How Do You Get a Town to Change Its Name? Free Satellite TV

Posted on by Chief Marketer Staff

The residents of the town formerly known as Clark, TX, have probably started sending out change-of-address labels. That’s because the town changed its name two weeks ago to EchoStar Communications will give every household in that town a Dish Network satellite TV receiver, standard installation, and its America’s Top 60 programming package free for 10 years in exchange for the town’s agreeing to change its name legally and permanently.

It was all part of Dish Network’s City Makeover crusade, which ran through September.

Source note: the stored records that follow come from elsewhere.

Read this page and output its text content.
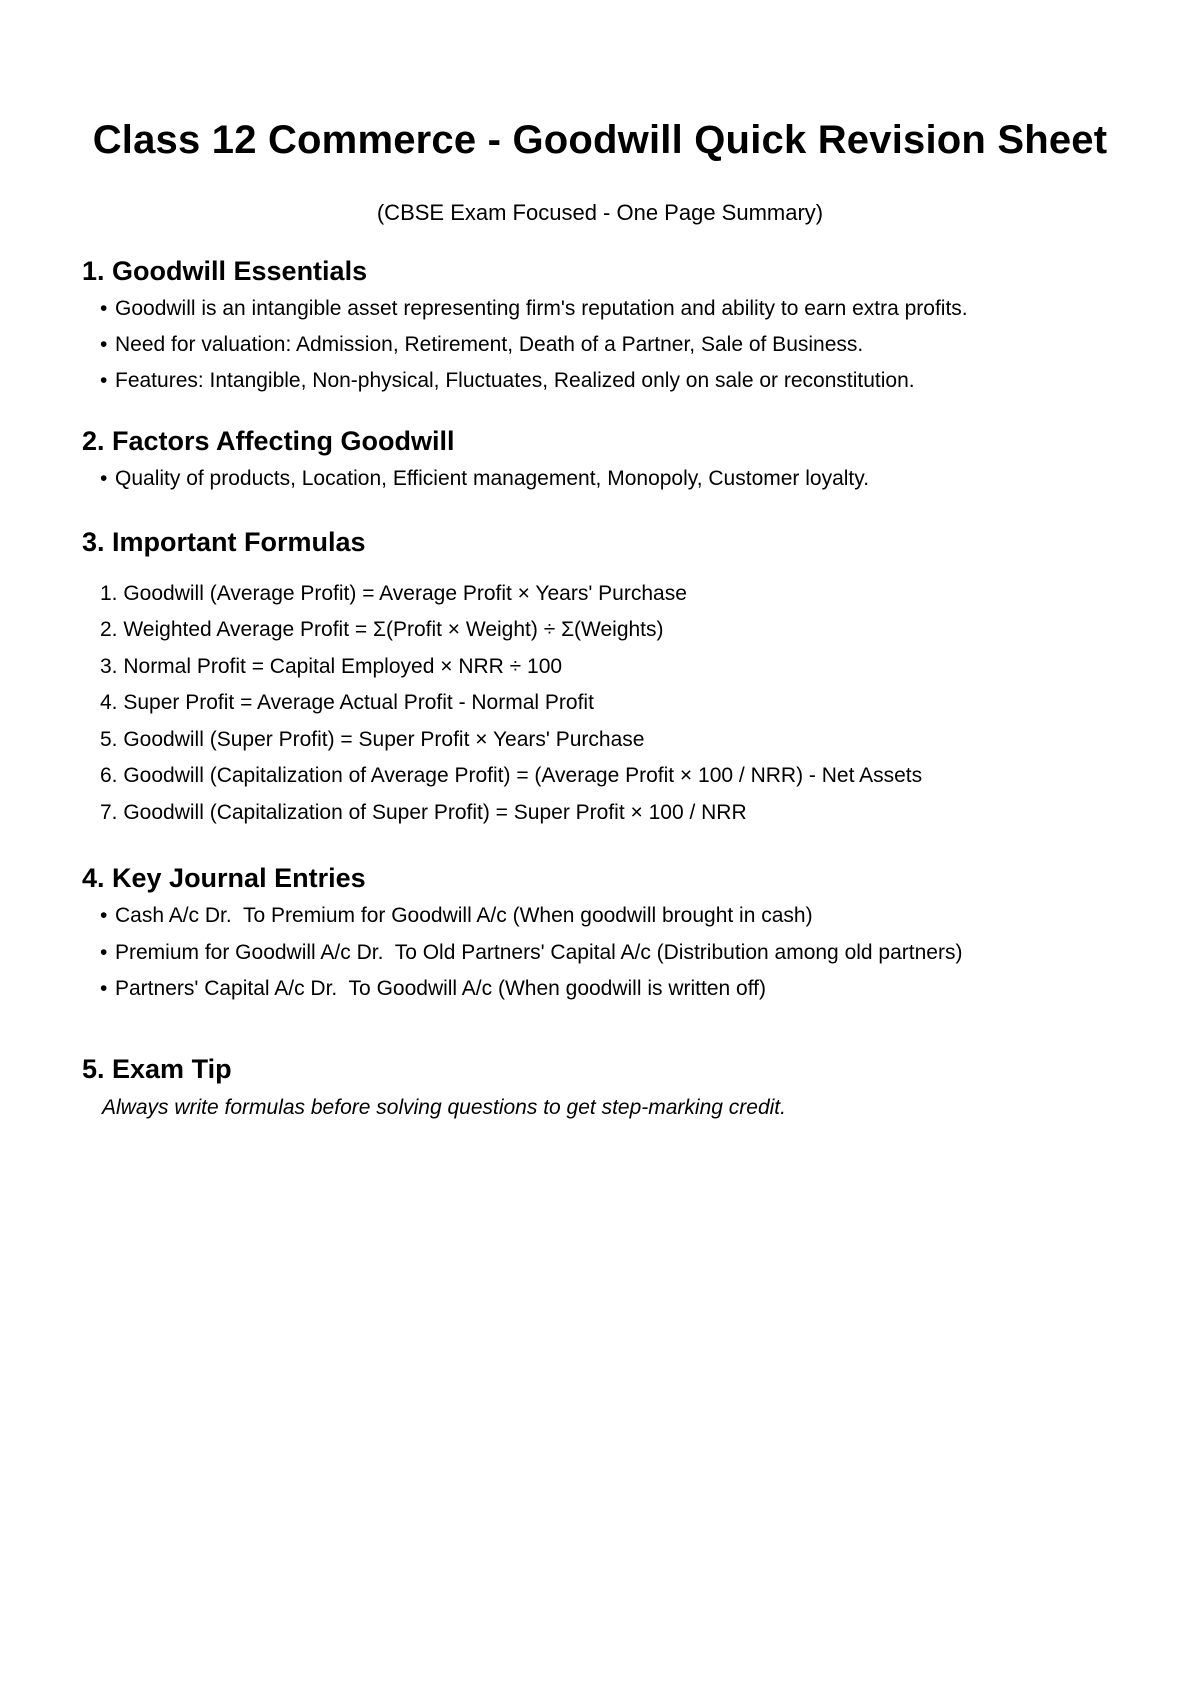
Class 12 Commerce - Goodwill Quick Revision Sheet

(CBSE Exam Focused - One Page Summary)

1. Goodwill Essentials

• Goodwill is an intangible asset representing firm's reputation and ability to earn extra profits.

• Need for valuation: Admission, Retirement, Death of a Partner, Sale of Business.

• Features: Intangible, Non-physical, Fluctuates, Realized only on sale or reconstitution.

2. Factors Affecting Goodwill

• Quality of products, Location, Efficient management, Monopoly, Customer loyalty.

3. Important Formulas

1. Goodwill (Average Profit) = Average Profit × Years' Purchase

2. Weighted Average Profit = Σ(Profit × Weight) ÷ Σ(Weights)

3. Normal Profit = Capital Employed × NRR ÷ 100

4. Super Profit = Average Actual Profit - Normal Profit

5. Goodwill (Super Profit) = Super Profit × Years' Purchase

6. Goodwill (Capitalization of Average Profit) = (Average Profit × 100 / NRR) - Net Assets

7. Goodwill (Capitalization of Super Profit) = Super Profit × 100 / NRR

4. Key Journal Entries

• Cash A/c Dr.  To Premium for Goodwill A/c (When goodwill brought in cash)

• Premium for Goodwill A/c Dr.  To Old Partners' Capital A/c (Distribution among old partners)

• Partners' Capital A/c Dr.  To Goodwill A/c (When goodwill is written off)

5. Exam Tip

Always write formulas before solving questions to get step-marking credit.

About a half-dozen communities, including the former town of Clark, answered Dish’s public relations blitz.

“We accepted this challenge because we believe this relationship will give us a unique opportunity to put our town on the map,” says Dish mayor Bill Merritt, “and we hope it will help us attract new people and businesses so that our town can grow in the right direction.” The town currently has just 125 households.

The Dish Network ran the campaign as part of its rebranding efforts and a new advertising campaign that promises “Better TV for All.” Though he wouldn’t be specific, Dish Network spokesperson Mark Cicero says it will use the renamed town in future marketing and advertising campaigns.

“We haven’t come up with an exact plan yet, but this was a great opportunity to create publicity and buzz and gain national attention for the brand,” Cicero says. “We wanted to do something that would help us cut through the clutter of satellite and cable TV services.”

Dish, TX, however, is not the first town to change its identity as a result of a marketing campaign. Back in 1999, the town of Halfway, OR, agreed to change its name to Half.com before the online portal of the same name even launched. That buzz marketing campaign helped the Website grow to 8 million registered users in two years.